'I met a girl at a work event and I can’t stop thinking about what might have been'
'I met a girl at a work event and sparks were flying - what can I do?'
I met a girl at a work event, and although we didn’t get the chance to chat, our eyes locked, and sparks were flying.
I’ve never felt so drawn to another human being, and I could tell she felt something, too.
She was ushered away, and I was gutted that I missed my chance to chat to her.
I can’t stop thinking about what might have been.
Is there anything I can do?
Sounds like a truly magical moment, and one which doesn’t happen often (if at all), so yes, you must at least try, but there is a fine line between tracking someone down and stalking them, so be careful.
Approach the organisers of the event and explain that you saw an old colleague at a recent event, but you missed the chance to connect.
They can’t forward her personal information without consent, but they can certainly pass on your details, and include a photo, so that she knows exactly who is trying to track her down.
Perhaps she has a partner, or was merely flirting, but unless you go for it, you’ll never know.
Every day I run my three kids, 12, 14, and 16, to their clubs, etc.
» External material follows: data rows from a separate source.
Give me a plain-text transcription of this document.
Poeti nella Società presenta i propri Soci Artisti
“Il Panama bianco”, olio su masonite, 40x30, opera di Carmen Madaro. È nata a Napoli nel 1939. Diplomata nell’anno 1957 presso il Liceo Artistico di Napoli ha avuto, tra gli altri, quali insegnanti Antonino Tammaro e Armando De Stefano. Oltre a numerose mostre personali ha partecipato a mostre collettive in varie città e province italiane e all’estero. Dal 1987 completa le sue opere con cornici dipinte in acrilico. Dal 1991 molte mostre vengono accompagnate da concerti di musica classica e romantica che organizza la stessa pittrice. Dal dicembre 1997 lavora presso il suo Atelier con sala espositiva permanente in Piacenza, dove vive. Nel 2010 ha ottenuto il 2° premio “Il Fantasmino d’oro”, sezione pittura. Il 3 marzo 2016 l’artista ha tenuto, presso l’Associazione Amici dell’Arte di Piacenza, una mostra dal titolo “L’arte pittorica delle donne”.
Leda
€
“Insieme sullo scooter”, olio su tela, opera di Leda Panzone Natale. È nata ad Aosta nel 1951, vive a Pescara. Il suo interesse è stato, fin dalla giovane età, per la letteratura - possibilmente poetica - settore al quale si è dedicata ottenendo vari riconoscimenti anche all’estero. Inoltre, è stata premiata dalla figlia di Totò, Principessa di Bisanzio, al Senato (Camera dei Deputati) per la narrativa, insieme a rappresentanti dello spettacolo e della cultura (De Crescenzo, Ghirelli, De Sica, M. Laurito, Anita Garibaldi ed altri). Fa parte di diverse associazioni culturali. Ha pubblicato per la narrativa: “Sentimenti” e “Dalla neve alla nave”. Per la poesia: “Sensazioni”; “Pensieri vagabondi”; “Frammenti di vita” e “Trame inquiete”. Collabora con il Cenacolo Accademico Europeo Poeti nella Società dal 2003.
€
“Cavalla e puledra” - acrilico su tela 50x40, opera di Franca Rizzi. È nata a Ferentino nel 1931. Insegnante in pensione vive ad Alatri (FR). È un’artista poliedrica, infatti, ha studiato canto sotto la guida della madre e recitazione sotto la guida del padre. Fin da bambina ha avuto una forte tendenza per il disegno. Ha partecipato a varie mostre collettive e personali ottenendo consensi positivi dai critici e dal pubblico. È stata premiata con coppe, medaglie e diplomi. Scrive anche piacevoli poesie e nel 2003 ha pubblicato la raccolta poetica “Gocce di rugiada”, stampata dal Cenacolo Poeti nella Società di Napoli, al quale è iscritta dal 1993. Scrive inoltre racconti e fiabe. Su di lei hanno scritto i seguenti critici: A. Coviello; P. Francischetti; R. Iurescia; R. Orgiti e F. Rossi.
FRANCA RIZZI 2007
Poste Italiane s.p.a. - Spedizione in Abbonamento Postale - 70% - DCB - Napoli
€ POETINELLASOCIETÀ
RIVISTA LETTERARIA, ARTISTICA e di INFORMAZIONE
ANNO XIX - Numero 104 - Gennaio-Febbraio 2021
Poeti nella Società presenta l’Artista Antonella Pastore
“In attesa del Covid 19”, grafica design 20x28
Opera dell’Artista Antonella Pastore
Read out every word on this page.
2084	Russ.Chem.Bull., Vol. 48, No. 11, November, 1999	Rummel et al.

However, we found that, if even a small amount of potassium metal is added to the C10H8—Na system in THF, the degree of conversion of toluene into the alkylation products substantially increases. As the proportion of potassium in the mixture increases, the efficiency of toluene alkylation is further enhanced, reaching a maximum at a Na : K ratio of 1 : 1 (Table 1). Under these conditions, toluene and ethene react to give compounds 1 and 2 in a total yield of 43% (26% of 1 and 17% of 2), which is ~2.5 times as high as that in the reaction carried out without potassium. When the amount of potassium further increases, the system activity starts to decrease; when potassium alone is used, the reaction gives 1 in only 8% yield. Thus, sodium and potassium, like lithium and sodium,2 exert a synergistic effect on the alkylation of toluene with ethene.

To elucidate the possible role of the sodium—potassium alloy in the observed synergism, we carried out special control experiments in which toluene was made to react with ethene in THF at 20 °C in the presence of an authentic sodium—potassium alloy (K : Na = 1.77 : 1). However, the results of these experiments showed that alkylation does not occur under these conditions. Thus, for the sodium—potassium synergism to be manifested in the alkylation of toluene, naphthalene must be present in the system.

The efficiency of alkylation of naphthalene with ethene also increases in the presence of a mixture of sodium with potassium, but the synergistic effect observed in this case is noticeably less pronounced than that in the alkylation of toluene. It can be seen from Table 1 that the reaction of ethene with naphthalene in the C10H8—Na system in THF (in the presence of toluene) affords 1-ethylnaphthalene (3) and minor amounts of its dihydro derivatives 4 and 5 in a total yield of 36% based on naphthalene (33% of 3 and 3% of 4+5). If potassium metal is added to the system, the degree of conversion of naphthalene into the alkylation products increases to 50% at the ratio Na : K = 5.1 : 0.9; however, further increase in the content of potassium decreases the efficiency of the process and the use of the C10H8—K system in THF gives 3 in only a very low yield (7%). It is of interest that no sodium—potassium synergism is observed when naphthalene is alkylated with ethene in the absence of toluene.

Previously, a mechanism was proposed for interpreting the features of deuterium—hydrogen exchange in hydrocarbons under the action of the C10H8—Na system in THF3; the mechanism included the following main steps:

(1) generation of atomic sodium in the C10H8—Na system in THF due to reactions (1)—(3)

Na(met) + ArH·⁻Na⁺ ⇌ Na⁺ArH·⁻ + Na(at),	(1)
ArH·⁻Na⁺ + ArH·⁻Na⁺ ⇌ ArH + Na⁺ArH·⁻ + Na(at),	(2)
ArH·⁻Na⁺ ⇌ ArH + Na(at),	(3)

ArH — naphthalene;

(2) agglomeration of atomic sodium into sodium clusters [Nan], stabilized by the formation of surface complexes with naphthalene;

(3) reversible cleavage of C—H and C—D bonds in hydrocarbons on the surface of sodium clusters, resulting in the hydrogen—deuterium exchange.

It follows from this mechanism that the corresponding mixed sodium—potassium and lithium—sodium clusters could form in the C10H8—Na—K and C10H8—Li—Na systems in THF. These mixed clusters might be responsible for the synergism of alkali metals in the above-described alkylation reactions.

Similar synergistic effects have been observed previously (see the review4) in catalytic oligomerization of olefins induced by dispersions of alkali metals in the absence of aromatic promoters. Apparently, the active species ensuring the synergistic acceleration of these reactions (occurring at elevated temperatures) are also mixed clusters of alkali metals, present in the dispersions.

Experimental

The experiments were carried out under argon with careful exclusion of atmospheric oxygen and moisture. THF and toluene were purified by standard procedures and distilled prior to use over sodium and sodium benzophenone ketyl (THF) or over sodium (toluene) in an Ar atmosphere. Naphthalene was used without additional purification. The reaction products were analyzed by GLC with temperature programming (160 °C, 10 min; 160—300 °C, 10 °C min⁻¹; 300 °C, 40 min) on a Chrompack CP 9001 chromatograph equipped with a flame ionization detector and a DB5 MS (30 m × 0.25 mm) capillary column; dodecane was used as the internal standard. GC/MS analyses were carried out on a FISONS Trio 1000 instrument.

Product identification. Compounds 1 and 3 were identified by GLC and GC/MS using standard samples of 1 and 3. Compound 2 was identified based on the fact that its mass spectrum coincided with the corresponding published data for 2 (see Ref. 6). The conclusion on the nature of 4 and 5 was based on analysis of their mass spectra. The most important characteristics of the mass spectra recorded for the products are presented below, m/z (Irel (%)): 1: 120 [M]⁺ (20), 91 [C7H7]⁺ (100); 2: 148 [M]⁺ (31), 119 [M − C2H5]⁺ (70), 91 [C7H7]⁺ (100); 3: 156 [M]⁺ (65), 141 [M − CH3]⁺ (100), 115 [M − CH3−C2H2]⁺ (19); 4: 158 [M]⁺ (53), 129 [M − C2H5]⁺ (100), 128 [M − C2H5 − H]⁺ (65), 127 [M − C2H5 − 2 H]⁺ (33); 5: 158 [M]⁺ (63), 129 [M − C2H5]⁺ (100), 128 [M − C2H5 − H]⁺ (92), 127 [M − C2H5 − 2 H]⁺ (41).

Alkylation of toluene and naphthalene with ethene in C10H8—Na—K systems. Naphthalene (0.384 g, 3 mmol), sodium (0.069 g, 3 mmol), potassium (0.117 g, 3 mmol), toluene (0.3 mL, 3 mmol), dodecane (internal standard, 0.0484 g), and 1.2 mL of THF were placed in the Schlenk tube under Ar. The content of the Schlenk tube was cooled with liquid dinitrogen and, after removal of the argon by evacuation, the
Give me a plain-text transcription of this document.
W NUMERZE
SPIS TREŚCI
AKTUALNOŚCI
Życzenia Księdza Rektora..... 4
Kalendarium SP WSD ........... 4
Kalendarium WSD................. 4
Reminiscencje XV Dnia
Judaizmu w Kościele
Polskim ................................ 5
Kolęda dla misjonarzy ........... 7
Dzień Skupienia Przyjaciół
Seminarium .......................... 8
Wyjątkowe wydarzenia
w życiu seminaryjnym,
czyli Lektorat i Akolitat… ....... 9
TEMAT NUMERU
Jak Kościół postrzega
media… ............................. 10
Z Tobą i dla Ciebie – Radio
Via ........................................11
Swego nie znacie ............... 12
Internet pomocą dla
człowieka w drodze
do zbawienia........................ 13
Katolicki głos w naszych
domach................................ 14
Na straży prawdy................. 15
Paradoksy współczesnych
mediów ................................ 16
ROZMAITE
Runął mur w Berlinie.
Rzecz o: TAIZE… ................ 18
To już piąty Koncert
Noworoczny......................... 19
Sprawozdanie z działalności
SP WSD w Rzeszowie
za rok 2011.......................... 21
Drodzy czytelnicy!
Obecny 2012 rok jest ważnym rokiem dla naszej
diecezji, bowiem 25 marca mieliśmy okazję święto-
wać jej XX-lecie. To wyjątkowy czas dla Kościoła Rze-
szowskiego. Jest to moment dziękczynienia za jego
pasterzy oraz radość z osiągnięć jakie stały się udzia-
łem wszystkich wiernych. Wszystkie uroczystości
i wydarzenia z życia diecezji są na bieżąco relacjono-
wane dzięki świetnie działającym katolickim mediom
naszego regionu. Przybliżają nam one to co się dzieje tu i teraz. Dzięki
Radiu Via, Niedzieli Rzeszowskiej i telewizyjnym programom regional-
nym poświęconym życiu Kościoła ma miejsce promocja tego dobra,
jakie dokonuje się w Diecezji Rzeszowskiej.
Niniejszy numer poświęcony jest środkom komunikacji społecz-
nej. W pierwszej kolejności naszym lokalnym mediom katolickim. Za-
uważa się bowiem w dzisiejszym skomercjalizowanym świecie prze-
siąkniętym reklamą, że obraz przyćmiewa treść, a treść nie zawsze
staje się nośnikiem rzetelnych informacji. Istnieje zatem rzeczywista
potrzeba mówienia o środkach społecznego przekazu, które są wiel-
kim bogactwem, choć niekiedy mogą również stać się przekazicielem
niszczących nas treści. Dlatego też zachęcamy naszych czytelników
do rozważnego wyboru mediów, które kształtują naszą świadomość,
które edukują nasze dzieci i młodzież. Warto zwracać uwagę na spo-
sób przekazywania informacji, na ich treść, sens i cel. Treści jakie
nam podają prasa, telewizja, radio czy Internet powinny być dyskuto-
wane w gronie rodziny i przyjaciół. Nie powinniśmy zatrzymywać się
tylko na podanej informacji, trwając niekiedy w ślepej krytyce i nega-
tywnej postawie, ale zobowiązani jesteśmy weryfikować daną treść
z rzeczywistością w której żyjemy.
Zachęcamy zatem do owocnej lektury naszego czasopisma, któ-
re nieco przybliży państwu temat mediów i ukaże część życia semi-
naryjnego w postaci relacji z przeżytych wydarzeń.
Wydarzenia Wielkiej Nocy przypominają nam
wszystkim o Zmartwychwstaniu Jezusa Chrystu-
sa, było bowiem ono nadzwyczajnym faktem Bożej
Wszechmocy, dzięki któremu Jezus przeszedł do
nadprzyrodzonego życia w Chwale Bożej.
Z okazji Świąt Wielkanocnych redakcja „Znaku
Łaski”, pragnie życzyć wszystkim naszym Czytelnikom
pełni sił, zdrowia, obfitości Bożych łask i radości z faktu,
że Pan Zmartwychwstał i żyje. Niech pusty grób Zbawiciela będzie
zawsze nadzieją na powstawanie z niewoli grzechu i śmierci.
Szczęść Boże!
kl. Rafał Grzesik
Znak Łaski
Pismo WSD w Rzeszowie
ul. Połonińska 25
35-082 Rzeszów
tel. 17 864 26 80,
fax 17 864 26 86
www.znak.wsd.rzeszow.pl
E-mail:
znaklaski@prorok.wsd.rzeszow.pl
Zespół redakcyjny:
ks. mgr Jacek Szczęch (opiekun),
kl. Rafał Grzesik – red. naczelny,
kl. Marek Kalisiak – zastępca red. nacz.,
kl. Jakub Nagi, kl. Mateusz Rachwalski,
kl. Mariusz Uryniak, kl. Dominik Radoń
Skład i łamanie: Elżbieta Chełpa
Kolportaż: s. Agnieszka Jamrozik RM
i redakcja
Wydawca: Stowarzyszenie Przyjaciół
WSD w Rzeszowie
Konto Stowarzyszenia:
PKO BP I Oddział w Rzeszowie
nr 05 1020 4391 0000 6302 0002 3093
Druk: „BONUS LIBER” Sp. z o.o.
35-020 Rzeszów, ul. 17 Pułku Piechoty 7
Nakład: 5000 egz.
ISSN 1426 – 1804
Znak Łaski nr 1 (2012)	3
I visit my elderly mum every few days, and my sister, who has MS.
I work four days in a supermarket, do the shopping, laundry, and pretty much anything else that needs doing, and at 42, I feel like a 90-year-old!
My husband is useless and gives me no support, but I doubt I can change him.
Everyone goes about their daily business, whilst I feel invisible in the background.
I’m stuck and don’t know how to change.
You are a people pleaser, and a very good one at that, but people pleasers rarely set boundaries, make themselves a priority, or aspire to much other than ensuring everyone else’s needs are met.
I bet no one is aware of how dejected you feel, and something must change before your physical and mental health are affected.
It’s your job to teach your kids how to budget, cook, clean, do their laundry, etc., and you’re not giving them that chance, so show them what to do, and take it from there.
Your husband is lazy, selfish or both; therefore, tell him your life has become nothing but drudgery, and you need his help to run the home that he lives in.
If nothing improves, then take drastic action.
Go for drinks with your workmates and leave them to organise meals, washing up, and chauffeuring.
Once your brood is left to fend for themselves, they’ll appreciate the strain you are under, because experiencing something has much more effect than talking about it.
Jean, if the captain of the ship goes overboard, who is qualified to be second in command?
No one, by the sounds of it, so address your overburdened life now.